I don’t talk often. I talk at work – it’s what I’m paid to do and I do that to the best of my ability. I have banter with my colleagues and I’m texting quite often when the football is on. Yet for all that I really don’t talk often. By that I mean, I do not reveal the contents of my heart in conversation often. So when I do stuff like that, it can almost be like a tidal wave of stuff stored up over days, weeks and months.
My official line in telephone conversations with family members is to keep it short. I like conversation face to face and I find the phone a distraction. As well as that I genuinely won’t have that much to say over a phone other than the bog standard basic family updates. I tend to say my stuff either in writing or face to face over something to drink and a relaxed atmosphere.
So under those circumstances you can understand how it came as a shock to me to discover that I spent nearly an hour sharing on the phone with my mother. Now there maybe woman-specialists who would point out the ability for a woman to quite comfortably take up the majority of that time in their ‘talking’ but I can legitimately say, the hour was shared. I was a fair split of the conversation where she talked and I listened and I talked and she listened. I evidently had a lot to say, and she obviously was happy to cut down her usual input!
During the conversation something occurred to me about where I’m at in my spiritual journey and how my perspective on things have changed. Inevitably this came about as my Mum shared about her recent church service experience. As she spoke of her experience, I asked her a question that has begun to dominate my own perspective of what is important in church life – were you edified. Now I don’t mean that to be a straightforward consumerist type of question as though if church didn’t hit my sweet spot it wasn’t a good experience. I do however think it is reasonable as well as going into a time looking to encourage and build others up that you also experience some sort of building up through what takes place.
I’ve reached that point because I’m only too aware of how many church experiences can just be performances. Regimented, routine, run of the mill rituals that titillate our senses, but don’t actually deepen our devotion to God, His Son, His Spirit, His Word and His Mission.
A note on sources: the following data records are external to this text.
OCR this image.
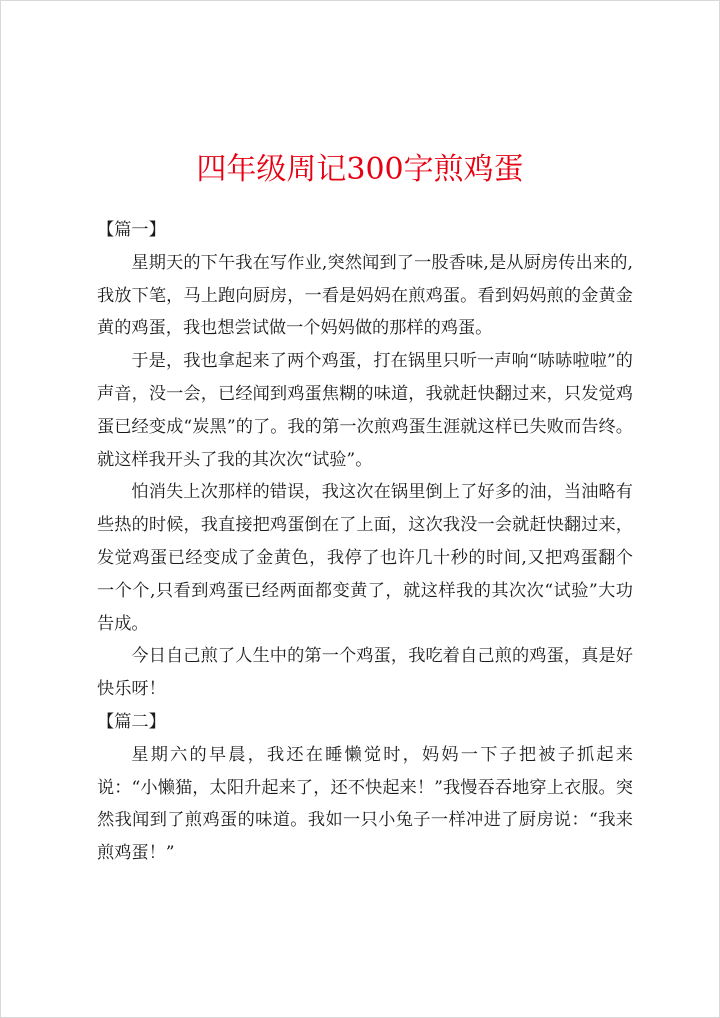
四年级周记300字煎鸡蛋

【篇一】

星期天的下午我在写作业,突然闻到了一股香味,是从厨房传出来的,我放下笔，马上跑向厨房，一看是妈妈在煎鸡蛋。看到妈妈煎的金黄金黄的鸡蛋，我也想尝试做一个妈妈做的那样的鸡蛋。

于是，我也拿起来了两个鸡蛋，打在锅里只听一声响“哧哧啦啦”的声音，没一会，已经闻到鸡蛋焦糊的味道，我就赶快翻过来，只发觉鸡蛋已经变成“炭黑”的了。我的第一次煎鸡蛋生涯就这样已失败而告终。就这样我开头了我的其次次“试验”。

怕消失上次那样的错误，我这次在锅里倒上了好多的油，当油略有些热的时候，我直接把鸡蛋倒在了上面，这次我没一会就赶快翻过来，发觉鸡蛋已经变成了金黄色，我停了也许几十秒的时间,又把鸡蛋翻个一个个,只看到鸡蛋已经两面都变黄了，就这样我的其次次“试验”大功告成。

今日自己煎了人生中的第一个鸡蛋，我吃着自己煎的鸡蛋，真是好快乐呀！

【篇二】

星期六的早晨，我还在睡懒觉时，妈妈一下子把被子抓起来说：“小懒猫，太阳升起来了，还不快起来！”我慢吞吞地穿上衣服。突然我闻到了煎鸡蛋的味道。我如一只小兔子一样冲进了厨房说：“我来煎鸡蛋！”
If anything they can be like political broadcasts given to followers – our party is great, our party is good, vote for us as you know you should – and that’s about it. No growth, no challenge, no direction, no depth, no width, no transformation. Yet it does tick the box of the ‘time spent with God and His people’ that we’re assured is meant to be something we do.
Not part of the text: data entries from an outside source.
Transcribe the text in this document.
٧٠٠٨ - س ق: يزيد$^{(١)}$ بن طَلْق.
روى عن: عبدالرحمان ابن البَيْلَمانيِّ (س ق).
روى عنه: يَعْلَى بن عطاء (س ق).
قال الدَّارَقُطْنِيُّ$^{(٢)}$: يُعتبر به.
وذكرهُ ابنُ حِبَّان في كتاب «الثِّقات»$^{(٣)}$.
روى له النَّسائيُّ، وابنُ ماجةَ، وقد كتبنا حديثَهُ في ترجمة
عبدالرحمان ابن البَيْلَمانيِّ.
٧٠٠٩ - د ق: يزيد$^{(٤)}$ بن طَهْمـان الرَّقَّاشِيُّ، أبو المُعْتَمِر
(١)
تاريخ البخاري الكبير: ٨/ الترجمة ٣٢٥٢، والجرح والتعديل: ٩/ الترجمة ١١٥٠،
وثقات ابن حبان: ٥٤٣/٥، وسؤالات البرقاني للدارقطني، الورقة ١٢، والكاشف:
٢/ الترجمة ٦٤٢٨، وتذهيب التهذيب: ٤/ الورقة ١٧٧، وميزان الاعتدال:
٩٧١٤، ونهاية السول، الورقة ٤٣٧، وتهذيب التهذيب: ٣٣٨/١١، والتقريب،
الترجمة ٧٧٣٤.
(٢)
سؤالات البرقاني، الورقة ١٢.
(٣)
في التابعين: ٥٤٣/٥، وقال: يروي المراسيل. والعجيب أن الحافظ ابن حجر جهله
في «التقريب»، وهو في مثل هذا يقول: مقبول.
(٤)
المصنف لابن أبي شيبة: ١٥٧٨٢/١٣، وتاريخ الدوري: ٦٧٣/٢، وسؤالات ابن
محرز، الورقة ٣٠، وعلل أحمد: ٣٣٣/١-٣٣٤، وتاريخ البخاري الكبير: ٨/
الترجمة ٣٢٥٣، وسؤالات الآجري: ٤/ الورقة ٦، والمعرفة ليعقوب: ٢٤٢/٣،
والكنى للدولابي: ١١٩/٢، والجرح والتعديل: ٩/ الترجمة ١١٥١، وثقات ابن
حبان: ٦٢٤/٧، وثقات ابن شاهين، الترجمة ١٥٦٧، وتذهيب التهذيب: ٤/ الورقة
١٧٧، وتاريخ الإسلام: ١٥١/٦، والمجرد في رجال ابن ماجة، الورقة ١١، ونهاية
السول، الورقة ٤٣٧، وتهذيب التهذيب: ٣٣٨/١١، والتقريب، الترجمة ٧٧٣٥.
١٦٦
I won’t mess with you, I have an understanding of that rhythm and routine. I have been in the place where I’ve done the thing and did it because it was the thing to do rather than be caught up with greater issues like pursuing Jesus, looking to stir my brethren to good works, sharing the life of Christ together and having occasion to demonstrate and declare the Kingdom of God. Ever the inquisitive sort of person, though, there was something in the back of my head that asked me the question ‘why are you doing, what you are doing?’ I often pushed the question to the back of my mind as I thought it was just important to keep up appearances and the show must go on.
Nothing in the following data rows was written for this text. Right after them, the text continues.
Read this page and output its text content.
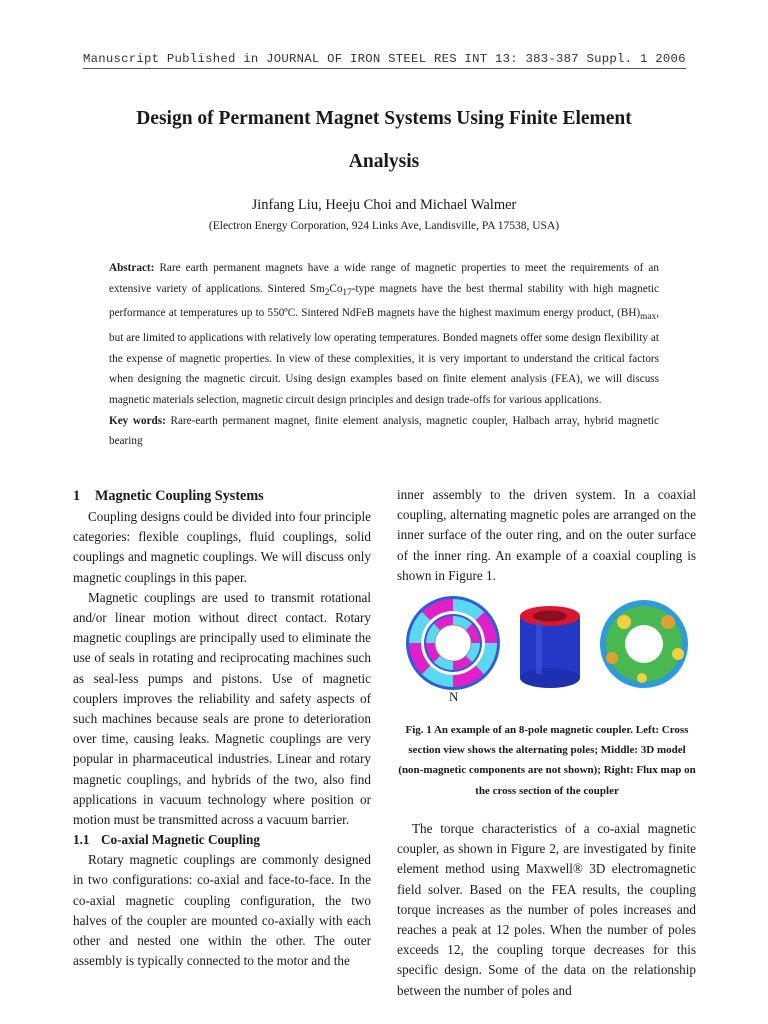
Manuscript Published in JOURNAL OF IRON STEEL RES INT 13: 383-387 Suppl. 1 2006
Design of Permanent Magnet Systems Using Finite Element
Analysis
Jinfang Liu, Heeju Choi and Michael Walmer
(Electron Energy Corporation, 924 Links Ave, Landisville, PA 17538, USA)

Abstract: Rare earth permanent magnets have a wide range of magnetic properties to meet the requirements of an extensive variety of applications. Sintered $Sm_2Co_{17}$-type magnets have the best thermal stability with high magnetic performance at temperatures up to 550ºC. Sintered NdFeB magnets have the highest maximum energy product, $(BH)_{max}$, but are limited to applications with relatively low operating temperatures. Bonded magnets offer some design flexibility at the expense of magnetic properties. In view of these complexities, it is very important to understand the critical factors when designing the magnetic circuit. Using design examples based on finite element analysis (FEA), we will discuss magnetic materials selection, magnetic circuit design principles and design trade-offs for various applications.

Key words: Rare-earth permanent magnet, finite element analysis, magnetic coupler, Halbach array, hybrid magnetic bearing

1 Magnetic Coupling Systems

Coupling designs could be divided into four principle categories: flexible couplings, fluid couplings, solid couplings and magnetic couplings. We will discuss only magnetic couplings in this paper.

Magnetic couplings are used to transmit rotational and/or linear motion without direct contact. Rotary magnetic couplings are principally used to eliminate the use of seals in rotating and reciprocating machines such as seal-less pumps and pistons. Use of magnetic couplers improves the reliability and safety aspects of such machines because seals are prone to deterioration over time, causing leaks. Magnetic couplings are very popular in pharmaceutical industries. Linear and rotary magnetic couplings, and hybrids of the two, also find applications in vacuum technology where position or motion must be transmitted across a vacuum barrier.

1.1 Co-axial Magnetic Coupling

Rotary magnetic couplings are commonly designed in two configurations: co-axial and face-to-face. In the co-axial magnetic coupling configuration, the two halves of the coupler are mounted co-axially with each other and nested one within the other. The outer assembly is typically connected to the motor and the

inner assembly to the driven system. In a coaxial coupling, alternating magnetic poles are arranged on the inner surface of the outer ring, and on the outer surface of the inner ring. An example of a coaxial coupling is shown in Figure 1.

N
Fig. 1 An example of an 8-pole magnetic coupler. Left: Cross section view shows the alternating poles; Middle: 3D model (non-magnetic components are not shown); Right: Flux map on the cross section of the coupler

The torque characteristics of a co-axial magnetic coupler, as shown in Figure 2, are investigated by finite element method using Maxwell® 3D electromagnetic field solver. Based on the FEA results, the coupling torque increases as the number of poles increases and reaches a peak at 12 poles. When the number of poles exceeds 12, the coupling torque decreases for this specific design. Some of the data on the relationship between the number of poles and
Yet that is perhaps the biggest deal about following Jesus – it is not about appearances, it is not about the show going on – it is all about real relationships. Relationships with God developed through relationships with each other in a manner that reflects the risen Christ and presenting before each other and the world what the Kingdom looks like. That’s not about pomp and ceremony, positions and crowds – that is about the hour coming and now is where worshippers do so in spirit and in truth as life, not as charade or performance or the sort.
So that one hour conversation with my Mum showed me how far I am from the person who just accepted the status quo and went with the flow. The thing it also showed was that in as much as I’m not that guy – though I’m grateful to God for Him – I’m also not the guy that I look to being. I’m not a part of the thriving community of grace who thrive not on numbers or external recognition, but on faithfulness and fruitfulness in the things of God. I’m not a produce of that. I’m not an investor in that. I’m not there … yet. It’s where I’m looking to be though and despite the harsh surroundings and experiences, I’m more encouraged to believe that the journey can be realised. I am more encouraged by little insights from friends online, and little incidents with people I know, and little issues that people may consider insignificant, but in the bigger scheme of things means the world to me.
Part of being a part of that community is seeing the man who is full up of stuff that’s been kept inside for days, weeks and months stop being like that because he is part of a people with whom he regularly shares and replaces his full up stuff, with the stuff God has for me through His people. Hey that may mean more one hour phone conversations … (or not, but hey that’s what prayer is for, right?)